Fani „The Blues” odnosili się w
nieparlamentarnych słowach do Portugalczyka niemal przez całe
spotkanie, nazywając go m.in. „Judaszem”. Jednym z bardziej
popularnych haseł było również: „You're not special any more”,
odnoszące się do jego pseudonimu, „The Special One”.
-
Mogą nazywać mnie, jak tylko chcą. Do momentu, w którym jakiś
szkoleniowiec wygra z nimi cztery mistrzostwa, to ja jestem numerem
jeden. Tak, wtedy stanę się numerem dwa, ale teraz to Judasz jest
numerem jeden - przyznał Mourinho, który skomentował również sam
przebieg spotkania:
- Jeden mecz toczył się do czerwonej
kartki Herrery, a drugi już po niej. Jestem dumny ze swoich
zawodników. Sędzia może zrobić sobie analizę tej sytuacji w
domu. Warto porównać ją jednak do tego, co działo się parę
minut później, a mianowicie zatrzymania Rashforda przez Cahilla.

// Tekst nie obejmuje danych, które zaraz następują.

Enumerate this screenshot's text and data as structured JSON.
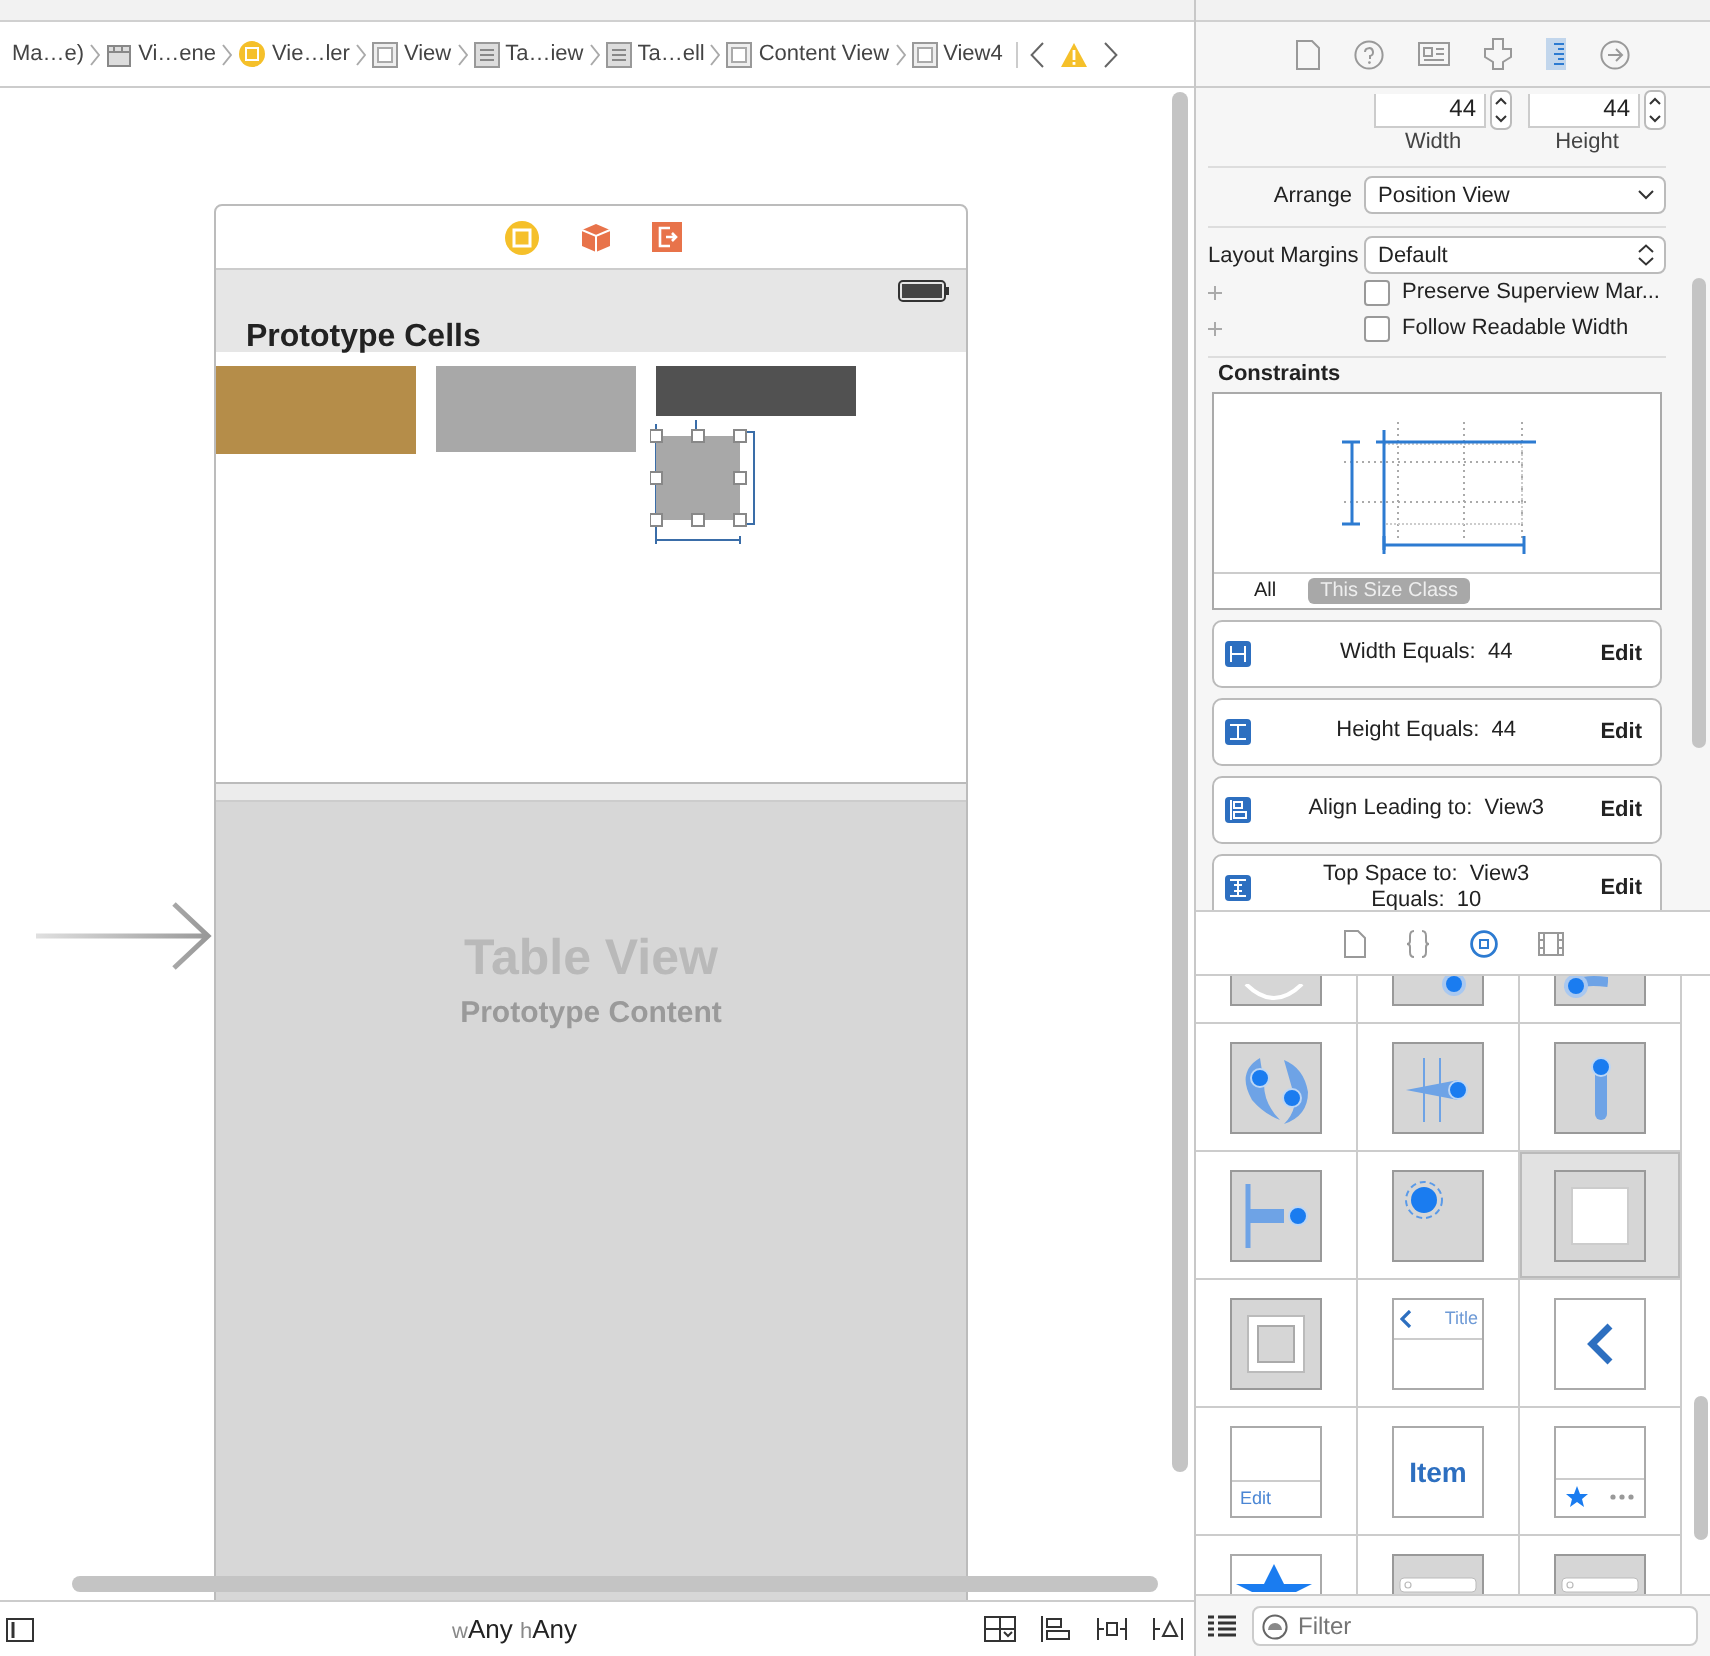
{
  "breadcrumb": [
    {
      "label": "Ma…e)",
      "kind": "none"
    },
    {
      "label": "Vi…ene",
      "kind": "scene"
    },
    {
      "label": "Vie…ler",
      "kind": "controller"
    },
    {
      "label": "View",
      "kind": "view"
    },
    {
      "label": "Ta…iew",
      "kind": "table"
    },
    {
      "label": "Ta…ell",
      "kind": "table"
    },
    {
      "label": "Content View",
      "kind": "view"
    },
    {
      "label": "View4",
      "kind": "view"
    }
  ],
  "canvas": {
    "scene_title": "Prototype Cells",
    "table_title": "Table View",
    "table_subtitle": "Prototype Content"
  },
  "size_class": {
    "w_prefix": "w",
    "w_value": "Any",
    "h_prefix": "h",
    "h_value": "Any"
  },
  "inspector_tabs": [
    {
      "kind": "file",
      "selected": false
    },
    {
      "kind": "help",
      "selected": false
    },
    {
      "kind": "identity",
      "selected": false
    },
    {
      "kind": "attributes",
      "selected": false
    },
    {
      "kind": "size",
      "selected": true
    },
    {
      "kind": "connections",
      "selected": false
    }
  ],
  "inspector": {
    "size_fields": [
      {
        "value": "44",
        "label": "Width"
      },
      {
        "value": "44",
        "label": "Height"
      }
    ],
    "arrange": {
      "label": "Arrange",
      "value": "Position View"
    },
    "layout_margins": {
      "label": "Layout Margins",
      "value": "Default"
    },
    "checkboxes": [
      {
        "label": "Preserve Superview Mar...",
        "checked": false
      },
      {
        "label": "Follow Readable Width",
        "checked": false
      }
    ],
    "constraints_title": "Constraints",
    "constraint_filters": [
      {
        "label": "All",
        "selected": false
      },
      {
        "label": "This Size Class",
        "selected": true
      }
    ],
    "constraints": [
      {
        "kind": "width",
        "lines": [
          "Width Equals:  44"
        ],
        "action": "Edit"
      },
      {
        "kind": "height",
        "lines": [
          "Height Equals:  44"
        ],
        "action": "Edit"
      },
      {
        "kind": "leading",
        "lines": [
          "Align Leading to:  View3"
        ],
        "action": "Edit"
      },
      {
        "kind": "top",
        "lines": [
          "Top Space to:  View3",
          "Equals:  10"
        ],
        "action": "Edit"
      }
    ]
  },
  "library_tabs": [
    {
      "kind": "file",
      "selected": false
    },
    {
      "kind": "braces",
      "selected": false
    },
    {
      "kind": "object",
      "selected": true
    },
    {
      "kind": "media",
      "selected": false
    }
  ],
  "library": {
    "items": [
      {
        "kind": "dial",
        "selected": false
      },
      {
        "kind": "knob-top",
        "selected": false
      },
      {
        "kind": "knob-left",
        "selected": false
      },
      {
        "kind": "rotation",
        "selected": false
      },
      {
        "kind": "swipe",
        "selected": false
      },
      {
        "kind": "pan",
        "selected": false
      },
      {
        "kind": "edge-pan",
        "selected": false
      },
      {
        "kind": "long-press",
        "selected": false
      },
      {
        "kind": "custom",
        "selected": true
      },
      {
        "kind": "container",
        "selected": false
      },
      {
        "kind": "nav-item",
        "label": "Title",
        "selected": false
      },
      {
        "kind": "back",
        "selected": false
      },
      {
        "kind": "toolbar",
        "label": "Edit",
        "selected": false
      },
      {
        "kind": "bar-item",
        "label": "Item",
        "selected": false
      },
      {
        "kind": "tab-bar",
        "selected": false
      },
      {
        "kind": "star",
        "selected": false
      },
      {
        "kind": "search",
        "selected": false
      },
      {
        "kind": "search-yellow",
        "selected": false
      }
    ],
    "filter_placeholder": "Filter"
  }
}
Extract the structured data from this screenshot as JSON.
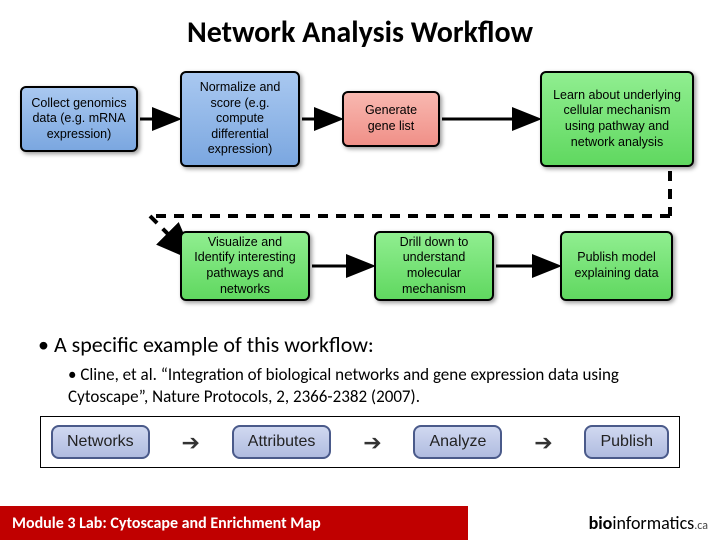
{
  "title": "Network Analysis Workflow",
  "boxes": {
    "b1": "Collect genomics data (e.g. mRNA expression)",
    "b2": "Normalize and score (e.g. compute differential expression)",
    "b3": "Generate gene list",
    "b4": "Learn about underlying cellular mechanism using pathway and network analysis",
    "b5": "Visualize and Identify interesting pathways and networks",
    "b6": "Drill down to understand molecular mechanism",
    "b7": "Publish model explaining data"
  },
  "bullet1": "A specific example of this workflow:",
  "bullet2": "Cline, et al. “Integration of biological networks and gene expression data using Cytoscape”, Nature Protocols, 2, 2366-2382 (2007).",
  "pipeline": {
    "p1": "Networks",
    "p2": "Attributes",
    "p3": "Analyze",
    "p4": "Publish"
  },
  "footer": {
    "left": "Module 3 Lab: Cytoscape and Enrichment Map",
    "brand_bold": "bio",
    "brand_rest": "informatics",
    "brand_ca": ".ca"
  },
  "colors": {
    "blue": "#8fb6e8",
    "red": "#f5a29a",
    "green": "#78e078",
    "footer_red": "#c00000",
    "pipeline_box": "#c0cce8"
  }
}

- W czwartek gramy bardzo ważny
mecz z Rostowem. Chciałbym chwilę odpocząć, żeby przygotować do
niego zespół w najlepszy możliwy sposób.
Przypomnijmy, że
poniedziałek górą była drużyna Chelsea. Podopieczni Antonio
Conte wygrali 1:0 po świetnym uderzeniu z dystansu N'Golo Kanté.